Como comentamos num post anterior, esses efeitos associados à mudança demográfica provocaram o surgimento de vozes críticas diante de um processo de envelhecimento que tem sido descrito como excessivo e perigoso para a manutenção do sistema de bem-estar social. Para responder a estas críticas, é importante conhecer a situação das pessoas idosas, respondendo especificamente a uma série de crenças erradas ou mal colocadas, como a assunção de heterogeneidade entre as pessoas idosas. As ideias de heterogeneidade que aplicamos aos grupos levam ao erro, especialmente quando se baseiam em poucas observações. Deixe-me dar um exemplo bem claro: um dos meus colegas americanos assume que tudo o que eu faço ou gosto é uma representação de tudo o que é feito em Espanha. Então, e desculpem, essa pessoa pensa que todos vocês gostam de pizza de ananás. Por mais que eu tenha tentado tirá-lo de seu erro, acho que esta é uma luta perdida. Mas há outros que vale a pena tentar.
É disso que estou a falar. De um caso particular (ou vários) não podemos assumir uma generalidade.

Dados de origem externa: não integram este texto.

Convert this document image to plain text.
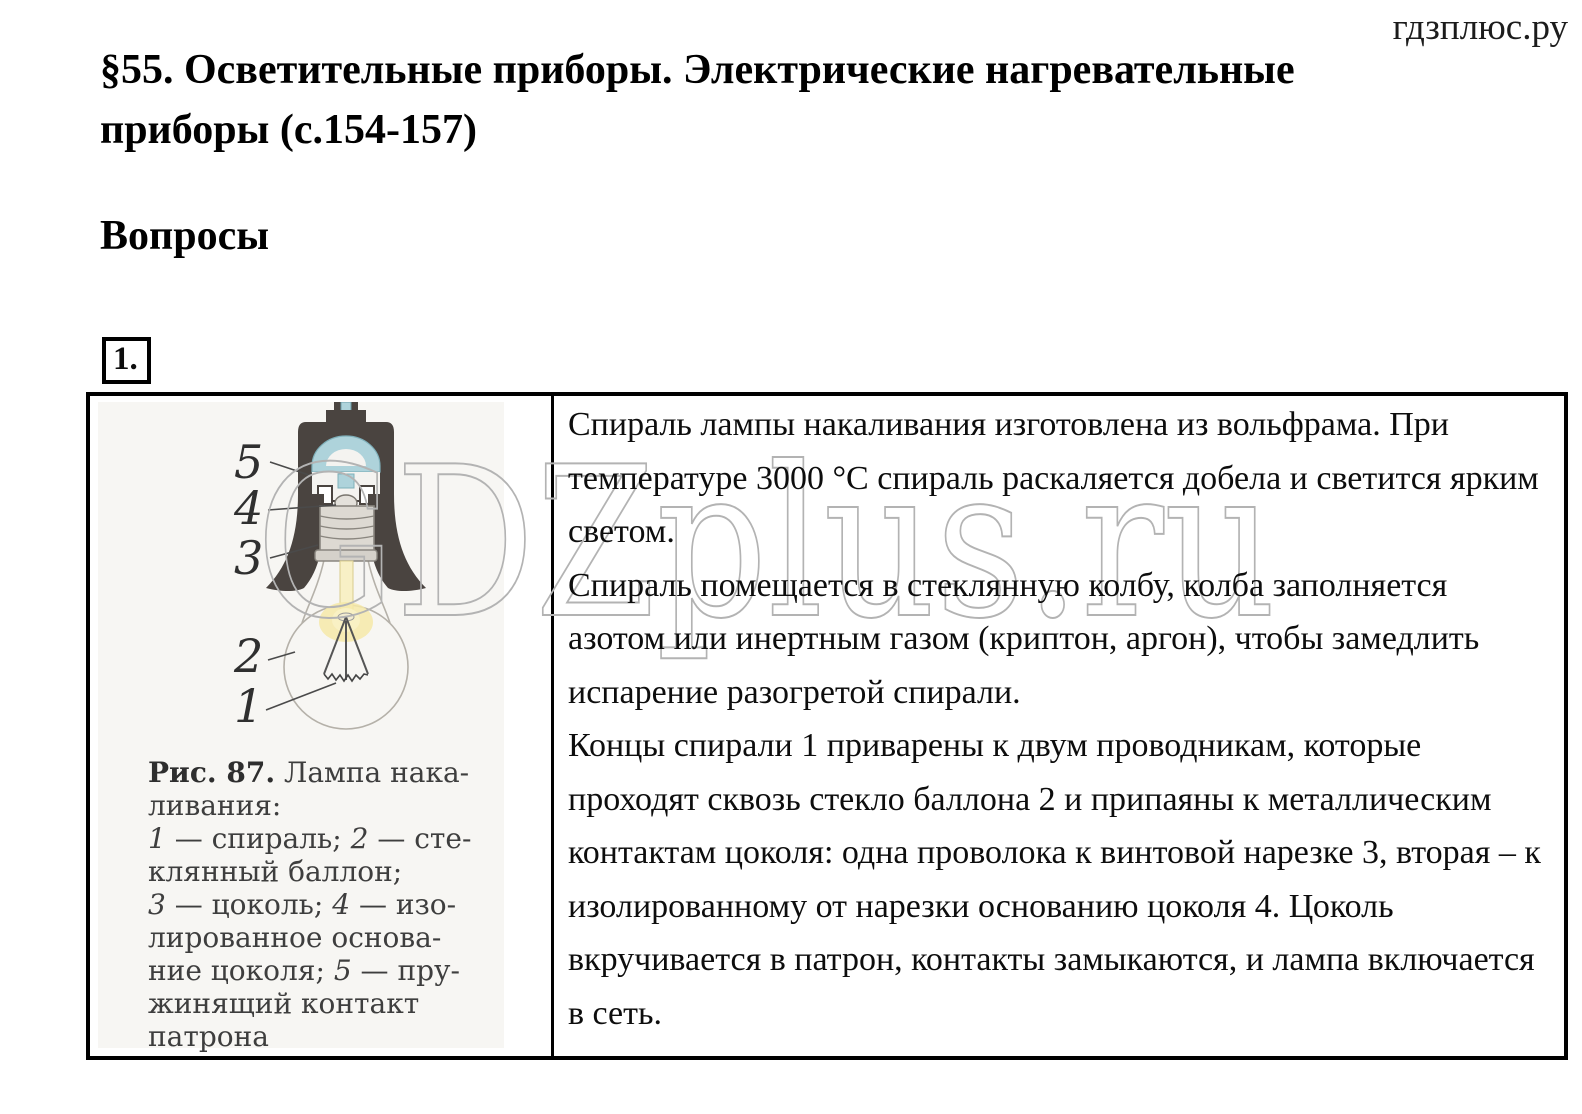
гдзплюс.ру
§55. Осветительные приборы. Электрические нагревательные приборы (с.154-157)
Вопросы
1.
5
4
3
2
1
Рис. 87. Лампа нака-
ливания:
1 — спираль; 2 — сте-
клянный баллон;
3 — цоколь; 4 — изо-
лированное основа-
ние цоколя; 5 — пру-
жинящий контакт
патрона

Спираль лампы накаливания изготовлена из вольфрама. При температуре 3000 °С спираль раскаляется добела и светится ярким светом.

Спираль помещается в стеклянную колбу, колба заполняется азотом или инертным газом (криптон, аргон), чтобы замедлить испарение разогретой спирали.

Концы спирали 1 приварены к двум проводникам, которые проходят сквозь стекло баллона 2 и припаяны к металлическим контактам цоколя: одна проволока к винтовой нарезке 3, вторая – к изолированному от нарезки основанию цоколя 4. Цоколь вкручивается в патрон, контакты замыкаются, и лампа включается в сеть.

GDZplus.ru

Dentro desres equívocos sobre a velhice está a suposição de que idade e dependência são termos quase intercambiáveis, continuando a ideia de fragilidade que se tinha da velhice no passado. Além disso, há uma tendência para assumir que a maioria das pessoas idosas são dependentes ou deficientes, ou mesmo que estes dois termos (dependência e deficiência) são intercambiáveis. É por isso que é útil refletir brevemente sobre estes conceitos, o que nos ajudará a entender outras questões que trataremos mais tarde.
Os termos deficiência e dependência são intercambiáveis? Segundo o preâmbulo da Convenção sobre os Direitos das Pessoas com Deficiência (Nova Iorque, 13 de Dezembro de 2006, aprovada e ratificada pelo Estado espanhol) "a deficiência é um conceito evolutivo que resulta da interacção entre pessoas com deficiências e barreiras devidas a atitudes e ambientes que impedem a sua participação plena e efectiva na sociedade, em pé de igualdade com os outros. Esta definição leva-nos a uma ideia particularmente relevante, que se aplica não só às pessoas com mais de 65 anos, mas a todas as pessoas com deficiências e incapacidades, e é a importância e o efeito da presença de barreiras no ambiente. E nas atitudes, que por vezes são barreiras mais profundas. As pessoas com deficiência são entendidas como "aquelas que têm incapacidades físicas, mentais, intelectuais ou sensoriais de longa duração que, pela interacção com várias barreiras, podem impedir a sua participação plena e efectiva na sociedade, em pé de igualdade com os outros".
Estou ciente de que esta definição (e denominação) está atualmente em revisão, mas é a que aparece na regulamentação espanhola (Real Decreto Legislativo 1/2013, que aprova o texto reescrito da Lei Geral dos Direitos das Pessoas com Deficiência e sua Inclusão Social). São igualmente consideradas pessoas com deficiência aquelas que tenham sido reconhecidas como tendo um grau de incapacidade igual ou superior a 33% e que, por conseguinte, se beneficiem de uma pensão por invalidez permanente reconhecida em termos de grau de incapacidade total, absoluta ou elevada.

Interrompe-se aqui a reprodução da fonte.